Sickle cell hemoglobin SC (HbSC) disease is the second most frequent sickle cell disease (SCD) genotype after sickle cell anemia (HbSS). Globally, ∼55 000 newborns with HbSC are delivered annually, with the highest HbC gene frequency in West Africa. In Ghana, 40% of adults visiting the Ghana Institute of Clinical Genetics SCD clinic have HbSC. Unlike HbSS, hydroxyurea use is not routinely recommended for individuals with HbSC because of the perceived high-risk to benefit ratio. To test the hypothesis that at least 5% of adults with HbSC will meet the American Society of Hematology criteria for severe disease, we conducted a retrospective descriptive cohort study of all individuals with HbSC (≥18 years) who visited the clinic in 2019. Adults with HbSC aged from 18 to 45 years were selected.
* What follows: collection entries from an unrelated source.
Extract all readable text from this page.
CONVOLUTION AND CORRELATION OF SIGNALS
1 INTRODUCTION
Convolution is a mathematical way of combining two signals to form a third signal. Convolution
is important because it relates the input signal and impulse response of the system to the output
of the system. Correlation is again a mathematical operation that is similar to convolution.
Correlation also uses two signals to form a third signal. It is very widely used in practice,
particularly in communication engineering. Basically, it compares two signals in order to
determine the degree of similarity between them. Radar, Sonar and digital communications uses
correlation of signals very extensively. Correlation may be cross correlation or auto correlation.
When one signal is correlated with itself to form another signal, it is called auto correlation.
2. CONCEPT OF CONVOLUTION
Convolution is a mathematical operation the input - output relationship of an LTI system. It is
We identified a comparison group of 639 individuals with HbSS and matched the frequency based on the age and sex of individuals with HbSC. Severe disease was defined as a history of ≥3 SCD-associated moderate or severe pain episodes per year, history of acute chest syndrome, and severe symptomatic chronic anemia that interferes with daily activities or quality of life. The study end points were the proportion of individuals with SCD who met the definition of severe disease and were eligible for hydroxyurea. In total, 64 of 639 (10.0%) individuals with HbSC met the eligibility criteria for hydroxyurea therapy compared with 154 of 639 (24.1%) individuals with HbSS. Less than 1% and 3% of individuals with severe HbSC and HbSS, respectively, were routinely prescribed with hydroxyurea in this tertiary care medical center.